- Born: Sitia, Crete 1547
- Died: c. 1616 (aged 69)
- Burial place: Monastery of St. Francis, Candia
- Other name: Andrea Corner
- Spouses: Carnarola Zen; Anezina Zen;
- Parents: Giaccomo Cornaro (father); Issaveta (Zampia) Demezo (mother);
- Relatives: Vicenzo Cornaro (brother)

= Andrea Cornaro (historian) =

Venetian aristocrat, historian and author

Andrea Cornaro (1547 – c. 1616) or Andreas Kornaros (Ανδρέας Κορνάρος) was a Venetian aristocrat, historian and author.

==Personal life==
Cornaro was a Venetian aristocrat born in Trapezonta Sitia on the island of Crete. He was the son of Giaccomo Cornaro and Issaveta (Zampia) Demezo and the brother of Vincenzo Cornaro. He was married twice, first to Carnarola Zen until her death, and then to Anezina Zen.

== Career ==

He served as a commander in a galley naval ship and at the age of 24, he participated in the battle of Lepanto with his galley Cristo.

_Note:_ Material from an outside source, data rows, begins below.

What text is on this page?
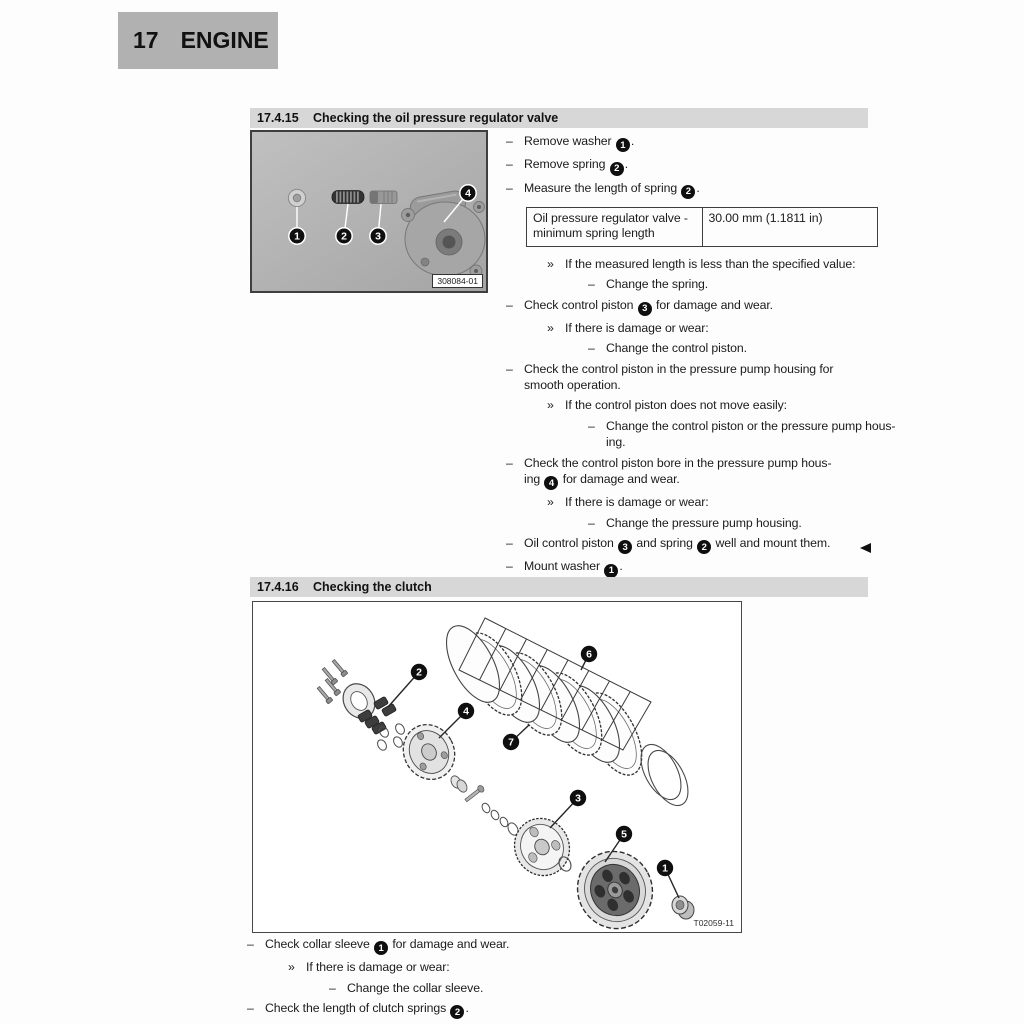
17 ENGINE
17.4.15	Checking the oil pressure regulator valve
1	2	3
4
308084-01
– Remove washer 1 .
– Remove spring 2 .
– Measure the length of spring 2 .
Oil pressure regulator valve -
minimum spring length	30.00 mm (1.1811 in)
» If the measured length is less than the specified value:
– Change the spring.
– Check control piston 3 for damage and wear.
» If there is damage or wear:
– Change the control piston.
– Check the control piston in the pressure pump housing for
smooth operation.
» If the control piston does not move easily:
– Change the control piston or the pressure pump hous-
ing.
– Check the control piston bore in the pressure pump hous-
ing 4 for damage and wear.
» If there is damage or wear:
– Change the pressure pump housing.
– Oil control piston 3 and spring 2 well and mount them.
– Mount washer 1 .
17.4.16	Checking the clutch
2
4
6
7
3
5
1
T02059-11
– Check collar sleeve 1 for damage and wear.
» If there is damage or wear:
– Change the collar sleeve.
– Check the length of clutch springs 2 .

His fiefdom included the villages of Voni, Zofori and Thrapsano in today's prefecture of Heraklion.

In 1591 he founded the Philological Academy of the Weird (L' Accademia degli Stravaganti) in Candia (now Heraklion). He wrote hundreds of poems in Italian. He also wrote History of Crete (Historia Candiana). These works were saved but never printed.

He died in 1616, at the age of 69. His burial took place in the monastery of Saint Francisco in Candia.